Turning to the possibility of an intermediate framework for parsing, the authors note that "[t]he alternative [to making local and remote access the same] is to explain the difference between local and remote access....by using an interface definition language" (7). This approach sidesteps the issue though, the authors continue, " By not masking the difference, the programmer is able to learn when to use one method of access and when to use the other," something that essentially boils down to speaking two tongues when a pidgin or creole would satisfy all involved parties.
However, a creole seems to be outside the realm of possibility for the authors. From their standpoint, "[w]hen we turn to problems introduced to distributed computing by partial failure and concurrency, however, it is not clear that such a unification [between local and remote memory access on one hand, and latency issues on the other] is even conceptually possible" (7). As a possible example to refute this supposition, I would propose Plan 9 by Bell Labs. There is an operating system that DOES treat local and remote resources identically, since it was built, from the ground up, to work in a distributed environment. Granted, this paper was published in 1994, the same year that Plan 9 was opened to the public (as I recall), so the authors may not have been privy to its possibilities.
Returning to the author’s assessment of the situation, it is clear that they do not consider the type of distributed model used by Plan9. "Not only is the failure of the distributed components independent, but there is no common agent that is able to determine what component has failed and inform the other components of that failure, no global status that can be examined that allows determination of exactly what error has occurred" (7). Perhaps the Bell Labs approach is decidedly outside a linguistic model such as Saussure’s. Yet, perhaps it is merely a question of where one draws the boundaries between self and group. The above statement by the authors does seem to allow the commonality between software and language being upheld. The difference is that software, in this model, wants/needs to know what broke down in communications, but in spoken discourse, such a requirement would be seen as obnoxious. If I cannot listen further to the conversation, or do not understand a stanza of the dialog, then I need to go no further than propriety demands - and the rules of propriety can be less rigid and formalized. Yet, the difference is not on the "client" side, but on the part of the "speaker." Again we see the boundaries between self and group/other as a major criterion for the model.

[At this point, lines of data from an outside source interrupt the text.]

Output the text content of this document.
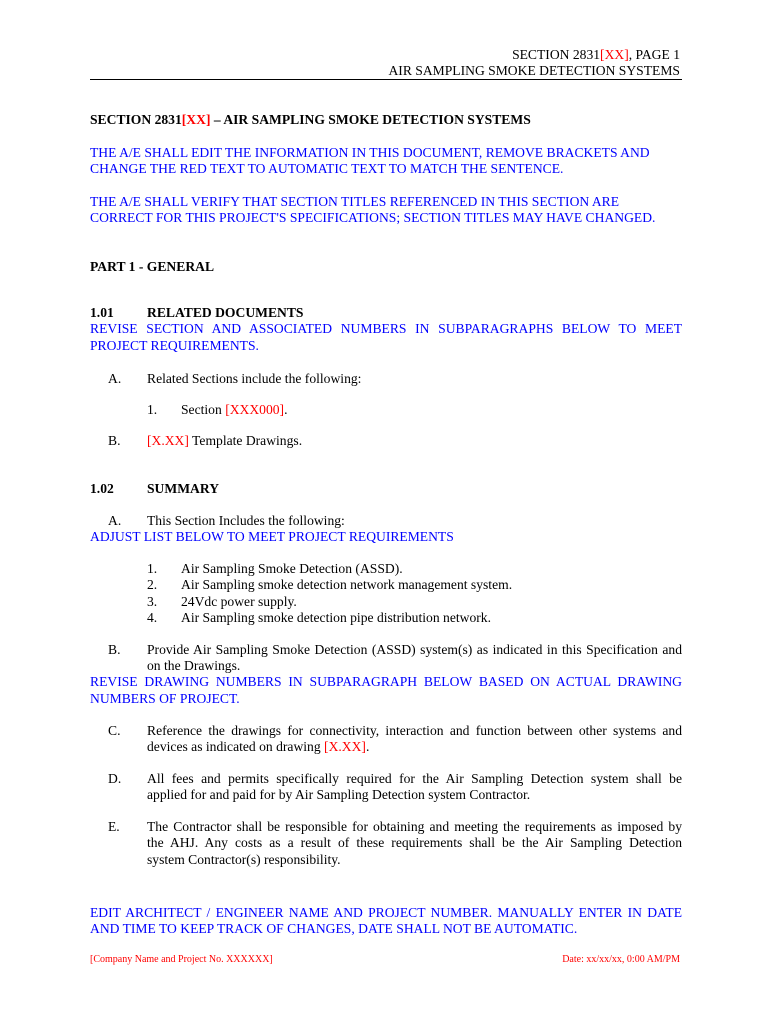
SECTION 2831[XX], PAGE 1
AIR SAMPLING SMOKE DETECTION SYSTEMS
SECTION 2831[XX] – AIR SAMPLING SMOKE DETECTION SYSTEMS
THE A/E SHALL EDIT THE INFORMATION IN THIS DOCUMENT, REMOVE BRACKETS AND
CHANGE THE RED TEXT TO AUTOMATIC TEXT TO MATCH THE SENTENCE.
THE A/E SHALL VERIFY THAT SECTION TITLES REFERENCED IN THIS SECTION ARE
CORRECT FOR THIS PROJECT'S SPECIFICATIONS; SECTION TITLES MAY HAVE CHANGED.
PART 1 - GENERAL
1.01 RELATED DOCUMENTS
REVISE SECTION AND ASSOCIATED NUMBERS IN SUBPARAGRAPHS BELOW TO MEET
PROJECT REQUIREMENTS.
A. Related Sections include the following:
1. Section [XXX000].
B. [X.XX] Template Drawings.
1.02 SUMMARY
A. This Section Includes the following:
ADJUST LIST BELOW TO MEET PROJECT REQUIREMENTS
1. Air Sampling Smoke Detection (ASSD).
2. Air Sampling smoke detection network management system.
3. 24Vdc power supply.
4. Air Sampling smoke detection pipe distribution network.
B. Provide Air Sampling Smoke Detection (ASSD) system(s) as indicated in this Specification and
on the Drawings.
REVISE DRAWING NUMBERS IN SUBPARAGRAPH BELOW BASED ON ACTUAL DRAWING
NUMBERS OF PROJECT.
C. Reference the drawings for connectivity, interaction and function between other systems and
devices as indicated on drawing [X.XX].
D. All fees and permits specifically required for the Air Sampling Detection system shall be
applied for and paid for by Air Sampling Detection system Contractor.
E. The Contractor shall be responsible for obtaining and meeting the requirements as imposed by
the AHJ. Any costs as a result of these requirements shall be the Air Sampling Detection
system Contractor(s) responsibility.
EDIT ARCHITECT / ENGINEER NAME AND PROJECT NUMBER. MANUALLY ENTER IN DATE
AND TIME TO KEEP TRACK OF CHANGES, DATE SHALL NOT BE AUTOMATIC.
[Company Name and Project No. XXXXXX]	Date: xx/xx/xx, 0:00 AM/PM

Concluding the essay, the authors note that, "One of two paths must be chosen if one is going to have a unified model."..."The first path is to treat all objects as if they were local and design all interfaces as if the objects calling them, and being called by them, were local."..."The other path is to design all interfaces as if they were remote" (8). Further, "Accepting the fundamental difference between local and remote objects does not mean that either sort of object will require its interface to be defined differently" (11). This seems to be a bit ambiguous, perhaps a function of a seeming contradiction. Yet, applying the linguistic model again, we can perhaps see the local/remote paradox as similar to our own unconscious shift from thought to language.

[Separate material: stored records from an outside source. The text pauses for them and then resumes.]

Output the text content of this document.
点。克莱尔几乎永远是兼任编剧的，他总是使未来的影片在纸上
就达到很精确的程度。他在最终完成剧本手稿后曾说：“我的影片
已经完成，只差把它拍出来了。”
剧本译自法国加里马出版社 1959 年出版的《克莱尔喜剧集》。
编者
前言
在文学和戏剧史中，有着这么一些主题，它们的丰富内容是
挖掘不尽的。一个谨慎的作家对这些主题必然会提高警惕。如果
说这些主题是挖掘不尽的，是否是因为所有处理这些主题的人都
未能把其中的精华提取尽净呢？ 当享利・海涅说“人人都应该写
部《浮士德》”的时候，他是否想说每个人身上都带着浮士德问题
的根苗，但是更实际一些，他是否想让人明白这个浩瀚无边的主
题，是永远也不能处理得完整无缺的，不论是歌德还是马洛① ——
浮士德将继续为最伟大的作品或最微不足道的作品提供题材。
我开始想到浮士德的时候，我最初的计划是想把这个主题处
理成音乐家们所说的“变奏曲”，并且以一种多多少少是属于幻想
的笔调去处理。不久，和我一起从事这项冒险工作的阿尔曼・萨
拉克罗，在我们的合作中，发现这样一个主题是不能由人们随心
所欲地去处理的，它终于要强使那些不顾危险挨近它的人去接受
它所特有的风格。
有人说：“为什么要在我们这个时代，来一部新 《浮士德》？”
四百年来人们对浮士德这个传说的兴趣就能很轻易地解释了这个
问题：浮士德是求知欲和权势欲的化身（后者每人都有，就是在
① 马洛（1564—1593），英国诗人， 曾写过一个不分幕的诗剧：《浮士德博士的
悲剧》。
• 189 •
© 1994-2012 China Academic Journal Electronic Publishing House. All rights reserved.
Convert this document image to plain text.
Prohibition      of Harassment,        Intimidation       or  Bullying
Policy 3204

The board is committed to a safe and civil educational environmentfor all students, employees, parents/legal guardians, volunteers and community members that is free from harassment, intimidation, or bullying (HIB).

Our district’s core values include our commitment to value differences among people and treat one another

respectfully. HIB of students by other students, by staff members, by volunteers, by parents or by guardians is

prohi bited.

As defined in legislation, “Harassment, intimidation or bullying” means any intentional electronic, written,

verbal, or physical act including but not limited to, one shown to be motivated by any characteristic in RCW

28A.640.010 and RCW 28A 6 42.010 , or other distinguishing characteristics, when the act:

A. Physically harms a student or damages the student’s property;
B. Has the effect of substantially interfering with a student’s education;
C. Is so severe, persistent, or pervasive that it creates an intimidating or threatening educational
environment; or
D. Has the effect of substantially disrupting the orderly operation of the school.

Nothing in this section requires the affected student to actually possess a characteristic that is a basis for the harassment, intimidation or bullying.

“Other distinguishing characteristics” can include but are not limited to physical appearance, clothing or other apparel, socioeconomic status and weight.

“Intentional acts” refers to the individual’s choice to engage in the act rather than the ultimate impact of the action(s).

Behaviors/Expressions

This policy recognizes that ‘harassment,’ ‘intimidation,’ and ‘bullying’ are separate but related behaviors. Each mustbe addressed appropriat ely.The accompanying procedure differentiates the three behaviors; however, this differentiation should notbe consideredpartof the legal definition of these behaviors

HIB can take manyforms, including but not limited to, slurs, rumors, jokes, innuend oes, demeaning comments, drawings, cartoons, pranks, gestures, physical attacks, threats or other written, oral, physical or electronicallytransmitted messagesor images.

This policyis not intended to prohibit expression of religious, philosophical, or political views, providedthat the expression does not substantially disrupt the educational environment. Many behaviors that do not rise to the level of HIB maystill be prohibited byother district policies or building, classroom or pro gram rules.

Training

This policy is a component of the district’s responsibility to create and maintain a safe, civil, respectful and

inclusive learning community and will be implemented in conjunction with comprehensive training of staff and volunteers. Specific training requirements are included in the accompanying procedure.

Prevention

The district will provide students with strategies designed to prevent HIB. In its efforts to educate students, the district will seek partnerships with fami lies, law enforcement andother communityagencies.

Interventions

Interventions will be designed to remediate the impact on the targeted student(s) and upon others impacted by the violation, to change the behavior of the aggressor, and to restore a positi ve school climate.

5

Overall, the essay suffers from a bit of redundancy and repetitiveness. Further, there are paradoxes not drawn out and dealt with adequately. Yet, the basic problems are well identified, and the argument that memory, latency, and concurrency are the major cruxes of the issue seems convincing. For an essay a decade old it is surprising just how relevant the issues are today. For my part, I think that the comparison to Saussurian linguistics provides an interesting and useful way to approach the issues identified by these authors.